Na intenção de divulgar para o grande público os trabalhos de pesquisa que são feitos no Gepes e no PPGEdu, no texto de hoje faço uma breve síntese das principais ideias que foram apresentadas pelos conferencistas e que estão nos dois textos indicados como leitura prévia para os participantes. Para os que desejarem assistir na íntegra as duas conferências, segue o link do canal do Gepes do Youtube, disponível gratuitamente:

LINK: https://youtu.be/rDBZ4Wu0_LA?t=30

Na primeira parte desta síntese, apresento algumas ideias mesclando a conferência de Cassia Ferri e o texto “Equidade, Justiça curricular e educação infantil: reflexões a partir da Resolução CNE/CEB n.º1/2024” (Ferri; Almeida; Lopes, 2025) indicado como leitura previa para o referido curso. Cassia Ferri é doutora em Educação pela Pontifícia Universidade Católica de São Paulo – PUC/SP, mestre em Educação pela Universidade Federal de Santa Catarina – UFSC, graduada em Pedagogia pela Fundação de Ensino do Desenvolvimento do Oeste. Atualmente coordena o Grupo de Pesquisa em Políticas Públicas de Currículo e Avaliação – GPCA-FURB. Professora do Programa de Pós-Graduação em Educação da Universidade Regional de Blumenau – PPGE/FURB e dos cursos de Pedagogia e demais Licenciaturas da mesma instituição.

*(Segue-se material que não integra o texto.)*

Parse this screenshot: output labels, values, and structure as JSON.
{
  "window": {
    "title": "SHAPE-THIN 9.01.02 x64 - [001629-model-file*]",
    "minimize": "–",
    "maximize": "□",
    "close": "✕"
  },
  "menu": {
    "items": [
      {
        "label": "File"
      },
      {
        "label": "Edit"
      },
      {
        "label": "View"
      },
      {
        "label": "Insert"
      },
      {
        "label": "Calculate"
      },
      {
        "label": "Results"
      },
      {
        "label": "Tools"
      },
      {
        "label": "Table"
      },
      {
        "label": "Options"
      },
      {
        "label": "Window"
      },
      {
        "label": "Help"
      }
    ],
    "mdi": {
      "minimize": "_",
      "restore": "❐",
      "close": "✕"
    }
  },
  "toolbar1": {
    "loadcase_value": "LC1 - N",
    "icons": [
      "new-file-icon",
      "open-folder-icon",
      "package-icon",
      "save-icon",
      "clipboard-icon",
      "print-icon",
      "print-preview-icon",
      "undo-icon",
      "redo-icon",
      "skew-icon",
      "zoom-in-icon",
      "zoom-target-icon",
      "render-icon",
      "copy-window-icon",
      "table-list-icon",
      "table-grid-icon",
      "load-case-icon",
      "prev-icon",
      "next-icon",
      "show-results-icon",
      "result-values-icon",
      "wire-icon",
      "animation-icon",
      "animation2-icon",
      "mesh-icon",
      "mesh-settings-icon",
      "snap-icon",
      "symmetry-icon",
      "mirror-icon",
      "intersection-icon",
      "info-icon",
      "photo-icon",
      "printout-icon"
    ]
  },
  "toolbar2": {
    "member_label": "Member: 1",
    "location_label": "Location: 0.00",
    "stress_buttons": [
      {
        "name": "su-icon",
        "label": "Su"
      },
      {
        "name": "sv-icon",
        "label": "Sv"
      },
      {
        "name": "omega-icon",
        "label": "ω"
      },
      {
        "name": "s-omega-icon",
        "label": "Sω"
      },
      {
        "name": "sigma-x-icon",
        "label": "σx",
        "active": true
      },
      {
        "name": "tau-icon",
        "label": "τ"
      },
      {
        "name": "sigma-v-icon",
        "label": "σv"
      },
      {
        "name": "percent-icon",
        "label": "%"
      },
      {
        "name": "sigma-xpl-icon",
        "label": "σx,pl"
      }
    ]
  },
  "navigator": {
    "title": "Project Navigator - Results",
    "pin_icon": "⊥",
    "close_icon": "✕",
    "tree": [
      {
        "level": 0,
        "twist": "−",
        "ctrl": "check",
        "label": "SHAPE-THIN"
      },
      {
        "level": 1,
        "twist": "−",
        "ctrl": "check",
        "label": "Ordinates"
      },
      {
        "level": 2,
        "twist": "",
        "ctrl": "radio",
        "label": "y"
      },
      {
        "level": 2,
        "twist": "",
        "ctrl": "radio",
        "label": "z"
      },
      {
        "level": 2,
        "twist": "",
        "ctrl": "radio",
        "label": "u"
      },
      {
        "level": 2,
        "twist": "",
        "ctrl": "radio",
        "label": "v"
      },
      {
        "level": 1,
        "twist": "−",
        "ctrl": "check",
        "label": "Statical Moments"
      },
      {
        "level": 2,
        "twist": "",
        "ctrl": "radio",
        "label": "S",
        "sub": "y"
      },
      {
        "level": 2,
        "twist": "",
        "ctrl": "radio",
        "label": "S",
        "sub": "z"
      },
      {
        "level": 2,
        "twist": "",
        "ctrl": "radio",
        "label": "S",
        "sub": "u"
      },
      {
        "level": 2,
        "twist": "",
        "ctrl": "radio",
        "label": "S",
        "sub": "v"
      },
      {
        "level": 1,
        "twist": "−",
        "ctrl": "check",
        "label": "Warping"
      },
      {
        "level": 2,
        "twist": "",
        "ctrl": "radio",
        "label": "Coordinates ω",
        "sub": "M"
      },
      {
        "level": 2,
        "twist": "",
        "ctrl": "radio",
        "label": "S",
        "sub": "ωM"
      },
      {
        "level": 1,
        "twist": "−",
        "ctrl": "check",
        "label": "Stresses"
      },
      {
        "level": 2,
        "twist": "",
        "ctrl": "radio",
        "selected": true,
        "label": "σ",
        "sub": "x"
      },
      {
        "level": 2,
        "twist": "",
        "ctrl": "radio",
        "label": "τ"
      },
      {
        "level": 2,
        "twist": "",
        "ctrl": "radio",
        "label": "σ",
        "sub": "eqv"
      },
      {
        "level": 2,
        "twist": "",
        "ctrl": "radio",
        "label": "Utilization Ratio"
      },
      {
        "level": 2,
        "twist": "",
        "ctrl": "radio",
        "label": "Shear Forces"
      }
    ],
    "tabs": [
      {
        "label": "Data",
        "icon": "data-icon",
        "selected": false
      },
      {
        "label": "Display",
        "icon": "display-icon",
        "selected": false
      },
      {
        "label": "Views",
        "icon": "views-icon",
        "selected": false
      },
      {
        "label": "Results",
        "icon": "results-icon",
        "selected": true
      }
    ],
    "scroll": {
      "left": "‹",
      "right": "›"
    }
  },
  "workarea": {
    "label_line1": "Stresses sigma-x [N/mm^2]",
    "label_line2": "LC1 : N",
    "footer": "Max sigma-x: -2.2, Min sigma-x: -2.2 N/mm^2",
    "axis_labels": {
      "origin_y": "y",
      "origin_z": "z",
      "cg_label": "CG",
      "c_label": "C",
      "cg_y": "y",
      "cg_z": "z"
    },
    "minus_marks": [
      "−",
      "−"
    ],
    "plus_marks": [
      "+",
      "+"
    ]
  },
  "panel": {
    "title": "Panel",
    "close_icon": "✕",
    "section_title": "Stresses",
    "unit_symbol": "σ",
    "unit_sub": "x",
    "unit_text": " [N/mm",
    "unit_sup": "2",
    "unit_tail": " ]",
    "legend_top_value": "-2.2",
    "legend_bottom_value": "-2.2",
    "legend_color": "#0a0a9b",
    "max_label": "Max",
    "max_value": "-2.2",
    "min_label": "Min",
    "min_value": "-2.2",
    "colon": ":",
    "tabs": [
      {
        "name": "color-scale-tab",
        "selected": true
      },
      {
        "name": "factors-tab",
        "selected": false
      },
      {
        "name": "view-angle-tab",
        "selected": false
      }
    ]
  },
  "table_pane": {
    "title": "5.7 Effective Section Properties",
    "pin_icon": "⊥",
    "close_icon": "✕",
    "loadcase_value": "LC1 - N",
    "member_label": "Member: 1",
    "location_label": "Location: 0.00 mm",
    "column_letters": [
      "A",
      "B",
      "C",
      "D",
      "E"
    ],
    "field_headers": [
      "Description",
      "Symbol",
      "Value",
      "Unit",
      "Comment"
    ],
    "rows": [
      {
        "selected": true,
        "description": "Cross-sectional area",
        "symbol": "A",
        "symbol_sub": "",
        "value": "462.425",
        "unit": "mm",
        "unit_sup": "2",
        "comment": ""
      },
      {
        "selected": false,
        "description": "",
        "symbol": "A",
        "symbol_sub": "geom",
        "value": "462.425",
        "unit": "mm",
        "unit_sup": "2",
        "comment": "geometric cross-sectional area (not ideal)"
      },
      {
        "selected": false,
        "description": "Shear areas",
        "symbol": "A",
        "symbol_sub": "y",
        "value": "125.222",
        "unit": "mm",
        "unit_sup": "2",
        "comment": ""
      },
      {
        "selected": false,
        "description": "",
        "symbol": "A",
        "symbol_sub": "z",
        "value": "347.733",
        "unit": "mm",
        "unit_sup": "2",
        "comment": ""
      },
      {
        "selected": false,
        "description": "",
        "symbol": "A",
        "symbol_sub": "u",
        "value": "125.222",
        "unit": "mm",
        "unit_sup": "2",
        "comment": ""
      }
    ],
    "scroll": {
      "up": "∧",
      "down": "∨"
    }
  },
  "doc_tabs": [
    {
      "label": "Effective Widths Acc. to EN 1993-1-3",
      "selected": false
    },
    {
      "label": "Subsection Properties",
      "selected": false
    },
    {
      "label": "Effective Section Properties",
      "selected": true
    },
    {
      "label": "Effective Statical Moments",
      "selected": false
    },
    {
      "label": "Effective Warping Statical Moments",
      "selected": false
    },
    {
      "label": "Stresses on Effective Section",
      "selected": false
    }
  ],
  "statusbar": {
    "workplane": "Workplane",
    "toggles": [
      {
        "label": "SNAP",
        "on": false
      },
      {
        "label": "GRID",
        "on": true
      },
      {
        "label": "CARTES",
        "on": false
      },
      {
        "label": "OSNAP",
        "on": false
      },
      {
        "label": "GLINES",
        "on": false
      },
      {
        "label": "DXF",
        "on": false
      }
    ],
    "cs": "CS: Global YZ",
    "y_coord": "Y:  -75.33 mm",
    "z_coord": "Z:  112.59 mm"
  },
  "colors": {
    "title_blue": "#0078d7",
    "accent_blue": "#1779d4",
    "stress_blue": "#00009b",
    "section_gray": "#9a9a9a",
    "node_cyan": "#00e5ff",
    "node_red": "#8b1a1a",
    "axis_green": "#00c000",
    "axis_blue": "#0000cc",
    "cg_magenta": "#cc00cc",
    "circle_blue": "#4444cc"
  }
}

Em sua conferência e no texto referido acima, Cassia Ferri partiu da constatação de que as desigualdades sociais ainda marcam profundamente o acesso e a qualidade da educação no Brasil, afetando, sobretudo, grupos socialmente vulneráveis. A Educação Infantil, primeira etapa da Educação Básica, é tomada como espaço central para a promoção da equidade e da justiça curricular.

Cassia analisou a Resolução CNE/CEB nº 1/2024, à luz dos pressupostos teóricos de Stephen Ball e Jefferson Mainardes (2024) e de Branca Ponce (, Thaís Costa e Wesley Araújo (2019), com base na epistemetodologia, realizando uma articulação entre epistemologia e metodologia. O objetivo foi o de problematizar o conceito de equidade na perspectiva da justiça curricular, entendida como a busca por uma educação de qualidade, democrática e socialmente justa.

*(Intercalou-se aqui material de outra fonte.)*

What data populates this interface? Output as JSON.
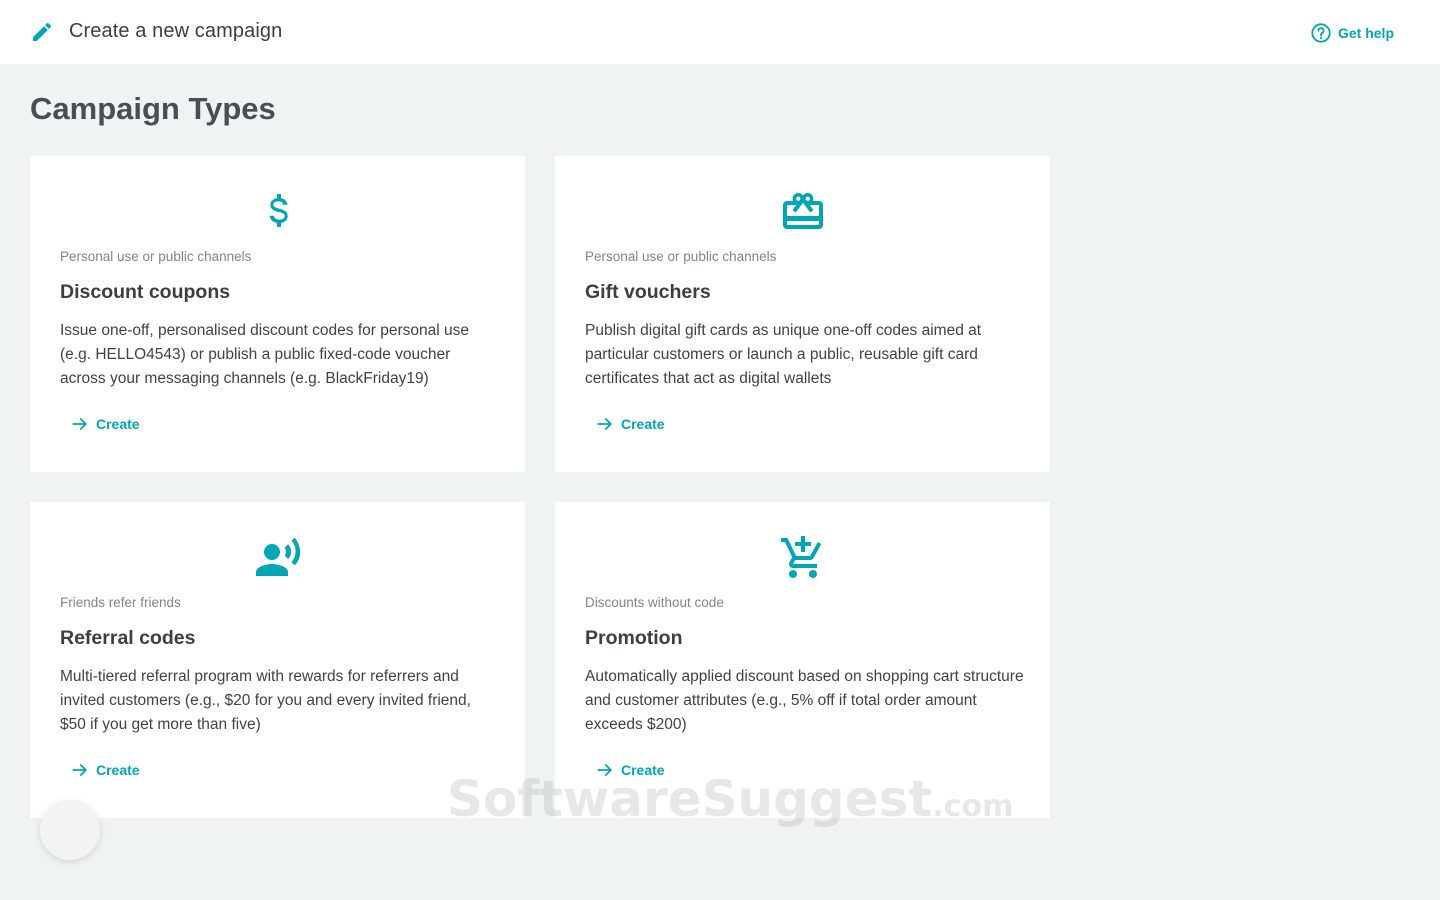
{
  "header": {
    "title": "Create a new campaign",
    "help_label": "Get help"
  },
  "page_title": "Campaign Types",
  "cards": [
    {
      "icon": "dollar-icon",
      "kicker": "Personal use or public channels",
      "title": "Discount coupons",
      "description": "Issue one-off, personalised discount codes for personal use (e.g. HELLO4543) or publish a public fixed-code voucher across your messaging channels (e.g. BlackFriday19)",
      "action": "Create"
    },
    {
      "icon": "gift-card-icon",
      "kicker": "Personal use or public channels",
      "title": "Gift vouchers",
      "description": "Publish digital gift cards as unique one-off codes aimed at particular customers or launch a public, reusable gift card certificates that act as digital wallets",
      "action": "Create"
    },
    {
      "icon": "record-voice-icon",
      "kicker": "Friends refer friends",
      "title": "Referral codes",
      "description": "Multi-tiered referral program with rewards for referrers and invited customers (e.g., $20 for you and every invited friend, $50 if you get more than five)",
      "action": "Create"
    },
    {
      "icon": "add-to-cart-icon",
      "kicker": "Discounts without code",
      "title": "Promotion",
      "description": "Automatically applied discount based on shopping cart structure and customer attributes (e.g., 5% off if total order amount exceeds $200)",
      "action": "Create"
    }
  ],
  "watermark": {
    "text": "SoftwareSuggest",
    "suffix": ".com"
  },
  "colors": {
    "accent": "#00a6b5",
    "background": "#eff3f4",
    "card": "#ffffff"
  }
}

Na primeira parte da conferência, Ferri realizou uma reconstrução do percurso histórico das políticas voltadas às infâncias. Iniciando com a criação do primeiro Jardim da Infância público (voltado à elite) em 1924, passando pelo reconhecimento da educação infantil como responsabilidade do Estado e da família, com caráter assistencialista (na constituição de 1934) e pela criação dos Parques infantis de Mário de Andrade (1935-1938) como sendo um marco cultural e pedagógico das políticas da infância que antecedeu a constituição de 1988. Na constituição cidadã de 1988, a criança passou a ser considerada como sujeito de direito e a educação infantil como dever do Estado. Outros marcos importantes apontados por Ferri foi o ECA (1990) que consolidou a proteção integral da infância, a LDBEN 9394 (1996), a Emenda Constitucional 53 (2006) e a Lei 11.274 (2009) que ampliou o financiamento e a obrigatoriedade da matrícula da Educação Infantil, as DCNEI (2009) que estabeleceram o currículo estruturado em eixos de interação e brincadeira, valorizando o direito ao brincar, ao cuidado e ao desenvolvimento integral, e, finalmente a Resolução CNE/CEB n.º1/2024 que introduziu as Diretrizes Operacionais Nacionais de Qualidade e Equidade, reafirmando desta forma a integração entre acesso, permanência, qualidade e equidade.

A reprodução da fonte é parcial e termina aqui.